I asked Professor Painter why nearly all elected Republicans refuse to join the American people in demanding basic transparency. His answer is simple: Fear.

“They don’t want to get a primary challenge,” he told me.

It’s a fear that’s grounded in reality.

Trump’s social media guru unabashedly called for a primary challenge of Freedom Caucus member Rep. Justin Amash on Saturday. And Rep.

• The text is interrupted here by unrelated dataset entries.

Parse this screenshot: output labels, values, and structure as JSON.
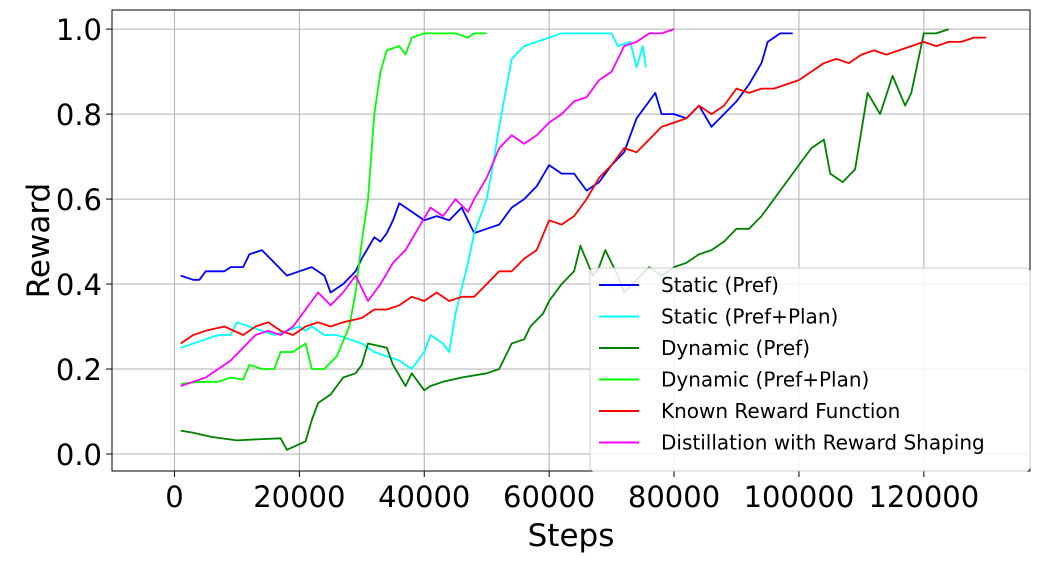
{
  "chart_data": {
    "type": "line",
    "xlabel": "Steps",
    "ylabel": "Reward",
    "xlim": [
      -10000,
      137000
    ],
    "ylim": [
      -0.04,
      1.045
    ],
    "xticks": [
      0,
      20000,
      40000,
      60000,
      80000,
      100000,
      120000
    ],
    "xtick_labels": [
      "0",
      "20000",
      "40000",
      "60000",
      "80000",
      "100000",
      "120000"
    ],
    "yticks": [
      0.0,
      0.2,
      0.4,
      0.6,
      0.8,
      1.0
    ],
    "ytick_labels": [
      "0.0",
      "0.2",
      "0.4",
      "0.6",
      "0.8",
      "1.0"
    ],
    "grid": true,
    "legend_position": "lower-right",
    "series": [
      {
        "name": "Static (Pref)",
        "color": "#0000ff",
        "points": [
          [
            1000,
            0.42
          ],
          [
            3000,
            0.41
          ],
          [
            4000,
            0.41
          ],
          [
            5000,
            0.43
          ],
          [
            8000,
            0.43
          ],
          [
            9000,
            0.44
          ],
          [
            11000,
            0.44
          ],
          [
            12000,
            0.47
          ],
          [
            14000,
            0.48
          ],
          [
            16000,
            0.45
          ],
          [
            18000,
            0.42
          ],
          [
            20000,
            0.43
          ],
          [
            22000,
            0.44
          ],
          [
            24000,
            0.42
          ],
          [
            25000,
            0.38
          ],
          [
            27000,
            0.4
          ],
          [
            29000,
            0.43
          ],
          [
            30000,
            0.46
          ],
          [
            32000,
            0.51
          ],
          [
            33000,
            0.5
          ],
          [
            34000,
            0.52
          ],
          [
            35000,
            0.55
          ],
          [
            36000,
            0.59
          ],
          [
            38000,
            0.57
          ],
          [
            40000,
            0.55
          ],
          [
            42000,
            0.56
          ],
          [
            44000,
            0.55
          ],
          [
            46000,
            0.58
          ],
          [
            48000,
            0.52
          ],
          [
            50000,
            0.53
          ],
          [
            52000,
            0.54
          ],
          [
            54000,
            0.58
          ],
          [
            56000,
            0.6
          ],
          [
            58000,
            0.63
          ],
          [
            60000,
            0.68
          ],
          [
            62000,
            0.66
          ],
          [
            64000,
            0.66
          ],
          [
            66000,
            0.62
          ],
          [
            68000,
            0.64
          ],
          [
            70000,
            0.68
          ],
          [
            72000,
            0.71
          ],
          [
            74000,
            0.79
          ],
          [
            76000,
            0.83
          ],
          [
            77000,
            0.85
          ],
          [
            78000,
            0.8
          ],
          [
            80000,
            0.8
          ],
          [
            82000,
            0.79
          ],
          [
            84000,
            0.82
          ],
          [
            86000,
            0.77
          ],
          [
            88000,
            0.8
          ],
          [
            90000,
            0.83
          ],
          [
            92000,
            0.87
          ],
          [
            94000,
            0.92
          ],
          [
            95000,
            0.97
          ],
          [
            97000,
            0.99
          ],
          [
            99000,
            0.99
          ]
        ]
      },
      {
        "name": "Static (Pref+Plan)",
        "color": "#00ffff",
        "points": [
          [
            1000,
            0.25
          ],
          [
            3000,
            0.26
          ],
          [
            5000,
            0.27
          ],
          [
            7000,
            0.28
          ],
          [
            9000,
            0.28
          ],
          [
            10000,
            0.31
          ],
          [
            12000,
            0.3
          ],
          [
            14000,
            0.29
          ],
          [
            16000,
            0.28
          ],
          [
            18000,
            0.29
          ],
          [
            20000,
            0.3
          ],
          [
            21000,
            0.29
          ],
          [
            22000,
            0.3
          ],
          [
            24000,
            0.28
          ],
          [
            26000,
            0.28
          ],
          [
            28000,
            0.27
          ],
          [
            30000,
            0.26
          ],
          [
            32000,
            0.24
          ],
          [
            34000,
            0.23
          ],
          [
            36000,
            0.22
          ],
          [
            38000,
            0.2
          ],
          [
            40000,
            0.24
          ],
          [
            41000,
            0.28
          ],
          [
            43000,
            0.26
          ],
          [
            44000,
            0.24
          ],
          [
            45000,
            0.33
          ],
          [
            47000,
            0.45
          ],
          [
            48000,
            0.52
          ],
          [
            50000,
            0.6
          ],
          [
            51000,
            0.68
          ],
          [
            52000,
            0.77
          ],
          [
            53000,
            0.85
          ],
          [
            54000,
            0.93
          ],
          [
            56000,
            0.96
          ],
          [
            58000,
            0.97
          ],
          [
            60000,
            0.98
          ],
          [
            62000,
            0.99
          ],
          [
            65000,
            0.99
          ],
          [
            70000,
            0.99
          ],
          [
            71000,
            0.96
          ],
          [
            73000,
            0.97
          ],
          [
            74000,
            0.91
          ],
          [
            75000,
            0.96
          ],
          [
            75500,
            0.91
          ]
        ]
      },
      {
        "name": "Dynamic (Pref)",
        "color": "#008000",
        "points": [
          [
            1000,
            0.055
          ],
          [
            3000,
            0.05
          ],
          [
            6000,
            0.04
          ],
          [
            10000,
            0.032
          ],
          [
            14000,
            0.035
          ],
          [
            17000,
            0.037
          ],
          [
            18000,
            0.01
          ],
          [
            21000,
            0.03
          ],
          [
            22000,
            0.08
          ],
          [
            23000,
            0.12
          ],
          [
            25000,
            0.14
          ],
          [
            26000,
            0.16
          ],
          [
            27000,
            0.18
          ],
          [
            29000,
            0.19
          ],
          [
            30000,
            0.21
          ],
          [
            31000,
            0.26
          ],
          [
            34000,
            0.25
          ],
          [
            35000,
            0.21
          ],
          [
            37000,
            0.16
          ],
          [
            38000,
            0.19
          ],
          [
            40000,
            0.15
          ],
          [
            41000,
            0.16
          ],
          [
            43000,
            0.17
          ],
          [
            46000,
            0.18
          ],
          [
            50000,
            0.19
          ],
          [
            52000,
            0.2
          ],
          [
            54000,
            0.26
          ],
          [
            56000,
            0.27
          ],
          [
            57000,
            0.3
          ],
          [
            59000,
            0.33
          ],
          [
            60000,
            0.36
          ],
          [
            62000,
            0.4
          ],
          [
            64000,
            0.43
          ],
          [
            65000,
            0.49
          ],
          [
            67000,
            0.42
          ],
          [
            68000,
            0.44
          ],
          [
            69000,
            0.48
          ],
          [
            71000,
            0.42
          ],
          [
            72000,
            0.38
          ],
          [
            74000,
            0.41
          ],
          [
            76000,
            0.44
          ],
          [
            78000,
            0.42
          ],
          [
            80000,
            0.44
          ],
          [
            82000,
            0.45
          ],
          [
            84000,
            0.47
          ],
          [
            86000,
            0.48
          ],
          [
            88000,
            0.5
          ],
          [
            90000,
            0.53
          ],
          [
            92000,
            0.53
          ],
          [
            94000,
            0.56
          ],
          [
            96000,
            0.6
          ],
          [
            98000,
            0.64
          ],
          [
            100000,
            0.68
          ],
          [
            102000,
            0.72
          ],
          [
            104000,
            0.74
          ],
          [
            105000,
            0.66
          ],
          [
            107000,
            0.64
          ],
          [
            109000,
            0.67
          ],
          [
            111000,
            0.85
          ],
          [
            113000,
            0.8
          ],
          [
            115000,
            0.89
          ],
          [
            117000,
            0.82
          ],
          [
            118000,
            0.85
          ],
          [
            120000,
            0.99
          ],
          [
            122000,
            0.99
          ],
          [
            124000,
            1.0
          ]
        ]
      },
      {
        "name": "Dynamic (Pref+Plan)",
        "color": "#00ff00",
        "points": [
          [
            1000,
            0.165
          ],
          [
            4000,
            0.17
          ],
          [
            7000,
            0.17
          ],
          [
            9000,
            0.18
          ],
          [
            11000,
            0.175
          ],
          [
            12000,
            0.21
          ],
          [
            14000,
            0.2
          ],
          [
            16000,
            0.2
          ],
          [
            17000,
            0.24
          ],
          [
            19000,
            0.24
          ],
          [
            21000,
            0.26
          ],
          [
            22000,
            0.2
          ],
          [
            24000,
            0.2
          ],
          [
            26000,
            0.23
          ],
          [
            28000,
            0.3
          ],
          [
            29000,
            0.38
          ],
          [
            30000,
            0.5
          ],
          [
            31000,
            0.6
          ],
          [
            31500,
            0.7
          ],
          [
            32000,
            0.8
          ],
          [
            33000,
            0.9
          ],
          [
            34000,
            0.95
          ],
          [
            36000,
            0.96
          ],
          [
            37000,
            0.94
          ],
          [
            38000,
            0.98
          ],
          [
            40000,
            0.99
          ],
          [
            42000,
            0.99
          ],
          [
            45000,
            0.99
          ],
          [
            47000,
            0.98
          ],
          [
            48000,
            0.99
          ],
          [
            50000,
            0.99
          ]
        ]
      },
      {
        "name": "Known Reward Function",
        "color": "#ff0000",
        "points": [
          [
            1000,
            0.26
          ],
          [
            3000,
            0.28
          ],
          [
            5000,
            0.29
          ],
          [
            8000,
            0.3
          ],
          [
            11000,
            0.28
          ],
          [
            13000,
            0.3
          ],
          [
            15000,
            0.31
          ],
          [
            17000,
            0.29
          ],
          [
            19000,
            0.28
          ],
          [
            21000,
            0.3
          ],
          [
            23000,
            0.31
          ],
          [
            25000,
            0.3
          ],
          [
            27000,
            0.31
          ],
          [
            30000,
            0.32
          ],
          [
            32000,
            0.34
          ],
          [
            34000,
            0.34
          ],
          [
            36000,
            0.35
          ],
          [
            38000,
            0.37
          ],
          [
            40000,
            0.36
          ],
          [
            42000,
            0.38
          ],
          [
            44000,
            0.36
          ],
          [
            46000,
            0.37
          ],
          [
            48000,
            0.37
          ],
          [
            50000,
            0.4
          ],
          [
            52000,
            0.43
          ],
          [
            54000,
            0.43
          ],
          [
            56000,
            0.46
          ],
          [
            58000,
            0.48
          ],
          [
            60000,
            0.55
          ],
          [
            62000,
            0.54
          ],
          [
            64000,
            0.56
          ],
          [
            66000,
            0.6
          ],
          [
            68000,
            0.65
          ],
          [
            70000,
            0.68
          ],
          [
            72000,
            0.72
          ],
          [
            74000,
            0.71
          ],
          [
            76000,
            0.74
          ],
          [
            78000,
            0.77
          ],
          [
            80000,
            0.78
          ],
          [
            82000,
            0.79
          ],
          [
            84000,
            0.82
          ],
          [
            86000,
            0.8
          ],
          [
            88000,
            0.82
          ],
          [
            90000,
            0.86
          ],
          [
            92000,
            0.85
          ],
          [
            94000,
            0.86
          ],
          [
            96000,
            0.86
          ],
          [
            98000,
            0.87
          ],
          [
            100000,
            0.88
          ],
          [
            102000,
            0.9
          ],
          [
            104000,
            0.92
          ],
          [
            106000,
            0.93
          ],
          [
            108000,
            0.92
          ],
          [
            110000,
            0.94
          ],
          [
            112000,
            0.95
          ],
          [
            114000,
            0.94
          ],
          [
            116000,
            0.95
          ],
          [
            118000,
            0.96
          ],
          [
            120000,
            0.97
          ],
          [
            122000,
            0.96
          ],
          [
            124000,
            0.97
          ],
          [
            126000,
            0.97
          ],
          [
            128000,
            0.98
          ],
          [
            130000,
            0.98
          ]
        ]
      },
      {
        "name": "Distillation with Reward Shaping",
        "color": "#ff00ff",
        "points": [
          [
            1000,
            0.16
          ],
          [
            3000,
            0.17
          ],
          [
            5000,
            0.18
          ],
          [
            7000,
            0.2
          ],
          [
            9000,
            0.22
          ],
          [
            11000,
            0.25
          ],
          [
            13000,
            0.28
          ],
          [
            15000,
            0.29
          ],
          [
            17000,
            0.28
          ],
          [
            19000,
            0.3
          ],
          [
            21000,
            0.34
          ],
          [
            23000,
            0.38
          ],
          [
            25000,
            0.35
          ],
          [
            27000,
            0.38
          ],
          [
            29000,
            0.42
          ],
          [
            31000,
            0.36
          ],
          [
            33000,
            0.4
          ],
          [
            35000,
            0.45
          ],
          [
            37000,
            0.48
          ],
          [
            39000,
            0.53
          ],
          [
            41000,
            0.58
          ],
          [
            43000,
            0.56
          ],
          [
            45000,
            0.6
          ],
          [
            47000,
            0.57
          ],
          [
            48000,
            0.6
          ],
          [
            50000,
            0.65
          ],
          [
            52000,
            0.72
          ],
          [
            54000,
            0.75
          ],
          [
            56000,
            0.73
          ],
          [
            58000,
            0.75
          ],
          [
            60000,
            0.78
          ],
          [
            62000,
            0.8
          ],
          [
            64000,
            0.83
          ],
          [
            66000,
            0.84
          ],
          [
            68000,
            0.88
          ],
          [
            70000,
            0.9
          ],
          [
            72000,
            0.96
          ],
          [
            74000,
            0.97
          ],
          [
            76000,
            0.99
          ],
          [
            78000,
            0.99
          ],
          [
            80000,
            1.0
          ]
        ]
      }
    ]
  }
}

Mark Sanford told The Post and Courier of Charleston that Mick Mulvaney, Trump’s director of the Office of Management and Budget, came to him and said, “‘The president asked me to look you square in the eyes and to say that he hoped that you voted ‘no’ on [the American Health Care Act] so he could run [a primary challenger] against you in 2018.”

Coincidentally, Sanford is one of two House Republicans who have publicly called for Trump to release his tax returns.

Painter told me that the fear is visible on Capitol Hill.

“Last Thursday, they had a hearing on some other government transparency issues,” he told me. “The minute I start bringing up Trump, and the Democrats were asking me questions, the Republicans were all ducking out of the hearing. They had three separate Republicans handle the gavel just to chair this thing. None of them wanted to be in the room. They don’t want to argue with me. Not a single Republican wanted to argue with me about a single thing I had to say about Trump.”

And Painter has had a lot to say about Trump.

In a Los Angeles Times‘ op-ed, he explained exactly why Trump’s returns are so crucial to finding out who the president might be beholden to, including foreign interests. He believes that in addition to using its subpoena powers to get Trump’s tax returns, Congress should amend Form 278, which is required of all presidential candidates, “to require more disclosure of debts, capital infusions and revenues of corporations, LLCs and other entities controlled by high-ranking office holders,” who are subject to conflict of interest laws.

Only Republicans currently have the power to subpoena Trump’s tax returns and the professor believes that pressure on GOP reps back in their districts as the 2018 election nears may result in increasing, yet quiet, calls for an independent investigation and even a possible demand for Trump’s returns.

Painter is also part of the legal team suing Trump over violations of the Constitution’s emoluments clause. But that level of corruption is minor compared to what he thinks the president or his associates may be hiding when it comes to possible Russian interference in the 2016 election, which he believes could be the biggest scandal in American politics in at least half a century.

“This scandal is much more dangerous than Watergate because Watergate didn’t involve foreign adversaries conducting spying activities in the United States,” he told me. “That was a break-in by some low-class burglars who weren’t even any good at being burglars, whereas the break-in here at the DNC was a very sophisticated operation.”

The release of Trump’s tax returns would indicate that the president takes this scandal seriously instead of going into what Painter calls “coverup mode.”

Transparency is the demand and Painter believes it’s necessary for politics to help ordinary people.

“I’m concerned with the ethics of this administration,” he told me, when I asked why he decided to participate in the march. “I’m concerned with the ethics of Washington in general. We need to get the campaign finance system cleaned up because that affects both political parties.”

But first we have the small matter of figuring out if the president or anyone around him might have committed some high crimes and/or misdemeanors.

“There is some evidence that there was somebody in the United States collaborating with the Russians at the time the Russians were conducting a spying activity and then selectively disseminating some of the information they discovered through Wikileaks. And there were some Americans, apparently, who were collaborating with that,” he told me. “I do describe that as treason.”

These are serious charges. And Trump continues to fuel the speculation by acting is if he has more to hide in his tax returns than Al Capone ever did.